When you sit on a bus and here people conversing in a language other than yours, you can't help but feel that they may be talking about you. You think it’s rude of them to speak in a language other than English. Well, it’s the same in other countries as well. When we go abroad and make no attempt to assimilate, we are looked at as arrogant and condescending to the natives. Even a small attempt conveys much respect, which the natives are then more than happy to reciprocate. You've learned quickly what most military families have failed to learn while I was stationed in Germany; that we must be respectful if we are to receive respect in return.

I've never played organized ball, but whenever I've played in pick-up games outside on cold fall days in the Pacific Northwest, there have been tricks I have picked up to keep my game consistent. Rely heavily on Defense! Defense is played more often than offense, so use this time to warm up. Get more animated than you would be otherwise. While you guys built that huge lead earlier on in the game, the other team remained warm, while you guys got colder an allowed the environment to dictate your game.

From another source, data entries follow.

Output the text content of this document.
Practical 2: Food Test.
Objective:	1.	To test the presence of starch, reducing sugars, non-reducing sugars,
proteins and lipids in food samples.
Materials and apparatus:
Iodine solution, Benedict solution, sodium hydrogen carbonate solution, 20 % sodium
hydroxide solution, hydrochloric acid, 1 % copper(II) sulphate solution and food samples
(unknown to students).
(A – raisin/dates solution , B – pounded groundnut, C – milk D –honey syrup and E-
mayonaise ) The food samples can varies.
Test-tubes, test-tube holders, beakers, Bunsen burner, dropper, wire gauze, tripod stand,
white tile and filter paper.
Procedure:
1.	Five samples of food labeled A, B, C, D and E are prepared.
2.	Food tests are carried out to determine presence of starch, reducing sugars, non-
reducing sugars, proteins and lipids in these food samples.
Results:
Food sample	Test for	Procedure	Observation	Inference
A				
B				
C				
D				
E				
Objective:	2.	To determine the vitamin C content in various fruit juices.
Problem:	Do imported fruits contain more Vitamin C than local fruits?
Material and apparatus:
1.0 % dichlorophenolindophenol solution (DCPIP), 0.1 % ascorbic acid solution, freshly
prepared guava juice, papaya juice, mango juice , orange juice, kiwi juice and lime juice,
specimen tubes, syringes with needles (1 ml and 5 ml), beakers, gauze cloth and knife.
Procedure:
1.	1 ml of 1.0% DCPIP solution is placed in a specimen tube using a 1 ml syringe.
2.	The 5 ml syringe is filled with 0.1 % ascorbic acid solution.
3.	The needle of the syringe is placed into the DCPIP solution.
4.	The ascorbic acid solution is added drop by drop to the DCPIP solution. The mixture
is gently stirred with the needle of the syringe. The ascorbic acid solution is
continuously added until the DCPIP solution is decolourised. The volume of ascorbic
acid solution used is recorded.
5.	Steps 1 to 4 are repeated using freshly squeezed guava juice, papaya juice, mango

Never give up on defense and never give in to that fools gold of a big lead. Play more aggressively on defense when the elements are rough, this will at least keep your game consistent, because you are remaining warmed up.

The cold may at times dictate your offense, but it should never dictate your defense. Relay that to your teammates when you begin to see the effects of the cold play on their heads.

Have a great week buddy :-)))))

David

Melissa Erickson said...

"Smile with your eyes"...that is sooo Tyra Banks :)

Anonymous said...

Bre,

The Times said today that Portugal is the poorest country in the EU and getting poorer with this current recession. They said many people make less than $500 a month and pay the same prices for non local items as the rest of the EU. Probably why they don't spend much money on gyms.